[Debian-med-packaging] Bug#960756: Bug#960756: python-biopython FTBFS on 32bit: test_NCBI_BLAST_tools.BlastDB failures

Étienne Mollier etienne.mollier at mailoo.org
Tue Jun 9 13:25:58 BST 2020


Hi all,

Andreas Tille, on 2020-06-08 16:01:33 +0200:
> any voluntee to follow this hint of upstream?

Having a look a this issue, here is what I can tell so far.

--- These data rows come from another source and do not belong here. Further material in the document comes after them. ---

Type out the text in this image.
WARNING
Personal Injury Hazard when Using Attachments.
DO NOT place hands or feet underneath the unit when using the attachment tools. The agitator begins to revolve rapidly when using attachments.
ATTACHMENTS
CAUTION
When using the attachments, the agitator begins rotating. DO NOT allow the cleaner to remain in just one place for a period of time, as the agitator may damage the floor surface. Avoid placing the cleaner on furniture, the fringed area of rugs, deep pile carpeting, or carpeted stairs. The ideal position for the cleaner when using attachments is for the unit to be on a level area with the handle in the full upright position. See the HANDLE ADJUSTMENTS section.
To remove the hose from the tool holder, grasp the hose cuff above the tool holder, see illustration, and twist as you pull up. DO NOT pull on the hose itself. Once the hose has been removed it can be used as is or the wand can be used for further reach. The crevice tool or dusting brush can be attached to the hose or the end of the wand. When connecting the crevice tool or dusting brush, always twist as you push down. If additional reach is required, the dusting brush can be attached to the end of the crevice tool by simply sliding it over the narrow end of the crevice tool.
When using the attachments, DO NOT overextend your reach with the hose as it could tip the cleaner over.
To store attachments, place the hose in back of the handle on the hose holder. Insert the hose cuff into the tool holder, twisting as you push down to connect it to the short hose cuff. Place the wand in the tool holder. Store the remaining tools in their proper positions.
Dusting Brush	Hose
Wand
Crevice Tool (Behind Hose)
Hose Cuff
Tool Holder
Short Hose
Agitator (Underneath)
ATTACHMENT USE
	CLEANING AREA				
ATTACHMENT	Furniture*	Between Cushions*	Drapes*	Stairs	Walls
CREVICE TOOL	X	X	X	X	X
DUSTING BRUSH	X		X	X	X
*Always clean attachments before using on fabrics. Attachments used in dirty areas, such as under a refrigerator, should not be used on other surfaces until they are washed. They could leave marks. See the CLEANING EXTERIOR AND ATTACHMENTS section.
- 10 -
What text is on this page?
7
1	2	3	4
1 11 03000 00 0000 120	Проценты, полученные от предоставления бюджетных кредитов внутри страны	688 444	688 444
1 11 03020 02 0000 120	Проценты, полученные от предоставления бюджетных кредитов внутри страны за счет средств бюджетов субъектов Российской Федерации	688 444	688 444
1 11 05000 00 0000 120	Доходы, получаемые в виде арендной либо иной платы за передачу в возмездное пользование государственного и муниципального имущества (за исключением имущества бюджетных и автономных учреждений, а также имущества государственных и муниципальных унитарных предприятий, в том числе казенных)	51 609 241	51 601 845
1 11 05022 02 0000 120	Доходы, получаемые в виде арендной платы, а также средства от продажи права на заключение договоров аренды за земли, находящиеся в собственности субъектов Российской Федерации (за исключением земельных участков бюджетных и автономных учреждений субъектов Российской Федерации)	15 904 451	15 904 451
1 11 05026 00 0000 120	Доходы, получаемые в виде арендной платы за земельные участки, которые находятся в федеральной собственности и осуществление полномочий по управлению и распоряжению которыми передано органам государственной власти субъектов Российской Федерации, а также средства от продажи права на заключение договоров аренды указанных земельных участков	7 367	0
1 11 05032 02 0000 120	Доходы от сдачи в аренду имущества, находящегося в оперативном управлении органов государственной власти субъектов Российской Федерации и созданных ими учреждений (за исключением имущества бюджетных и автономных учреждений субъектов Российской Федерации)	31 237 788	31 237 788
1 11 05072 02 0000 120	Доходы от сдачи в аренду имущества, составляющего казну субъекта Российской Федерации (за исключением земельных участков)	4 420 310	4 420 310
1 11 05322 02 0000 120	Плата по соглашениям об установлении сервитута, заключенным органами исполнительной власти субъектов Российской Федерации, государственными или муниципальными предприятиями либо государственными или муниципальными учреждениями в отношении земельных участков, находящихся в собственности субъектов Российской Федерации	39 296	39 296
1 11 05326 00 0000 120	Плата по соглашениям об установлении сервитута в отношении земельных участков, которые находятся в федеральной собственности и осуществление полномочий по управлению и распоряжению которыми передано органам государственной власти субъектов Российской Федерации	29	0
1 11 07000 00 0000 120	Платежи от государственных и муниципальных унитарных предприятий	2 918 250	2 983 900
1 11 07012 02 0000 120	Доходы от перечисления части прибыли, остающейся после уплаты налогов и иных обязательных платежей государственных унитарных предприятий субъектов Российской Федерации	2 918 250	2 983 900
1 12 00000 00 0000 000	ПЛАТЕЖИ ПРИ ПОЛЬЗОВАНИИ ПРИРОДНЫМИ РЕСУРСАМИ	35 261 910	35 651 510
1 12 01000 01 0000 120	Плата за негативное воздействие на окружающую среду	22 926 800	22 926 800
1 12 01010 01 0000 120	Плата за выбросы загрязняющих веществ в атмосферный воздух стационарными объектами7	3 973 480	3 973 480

> > Perhaps makeblastdb itself failed (and our wrapper didn't notice)? Those
> > are the first files looked for after calling makeblastdb, to see if it
> > could make a BLAST database.  Are there any GenBank/NC_005816.fna.n* or
> > GenBank/NC_005816.faa.p* files present?
> > 
> > If it helps, the commands our script was trying to run were:
> > 
> > $ makeblastdb -dbtype nucl -in GenBank/NC_005816.fna \
> > -parse_seqids -hash_index -max_file_sz 20MB  -taxid 10
> > 
> > and:
> > 
> > $ makeblastdb -dbtype prot -in GenBank/NC_005816.faa \
> > -parse_seqids -hash_index -max_file_sz 20MB -taxid 10

On my i686 machine, both of these commands end up in error,
failing to allocate memory:

	$ makeblastdb -dbtype nucl -in GenBank/NC_005816.fna -parse_seqids -hash_index -max_file_sz 20MB  -taxid 10
	
	
	Building a new DB, current time: 06/09/2020 08:28:08
	New DB name:   /tmp/python-biopthon/Tests/GenBank/NC_005816.fna
	New DB title:  GenBank/NC_005816.fna
	Sequence type: Nucleotide
	Deleted existing Nucleotide BLAST database named /tmp/python-biopthon/Tests/GenBank/NC_005816.fna
	Keep MBits: T
	Maximum file size: 20000000B
	Adding sequences from FASTA; added 1 sequences in 0.284663 seconds.
	
	No volumes were created.
	
	BLAST Database creation error: mdb_env_open: Cannot allocate memory

Looking up the strace to see what happens exactly from a kernel
point of view, the program attempts to map 3647256576 bytes of
memory in which the stub of database will be built:

	lstat64("/tmp/python-biopthon/Tests/GenBank/NC_005816.fna.ndb", 0xbfc2e5ac) = -1 ENOENT (No such file or directory)
	openat(AT_FDCWD, "/tmp/python-biopthon/Tests/GenBank/NC_005816.fna.ndb", O_RDWR|O_CREAT, 0664) = 4
	fstatfs(4, {f_type=XFS_SB_MAGIC, f_bsize=4096, f_blocks=73645943, f_bfree=64080178, f_bavail=64080178, f_files=147363840, f_ffree=147171712, f_fsid={val=[65027, 0]}, f_namelen=255, f_frsize=4096, f_flags=ST_VALID|ST_NOATIME}) = 0
	pread64(4, "", 92, 0)                   = 0
	pwrite64(4, "\0\0\0\0\0\0\10\0\0\0\0\0\336\300\357\276\1\0\0\0\0\0\0\0\0\270d\331\0\20\0\0"..., 8192, 0) = 8192
	mmap2(NULL, 3647256576, PROT_READ, MAP_SHARED, 4, 0) = -1 ENOMEM (Cannot allocate memory)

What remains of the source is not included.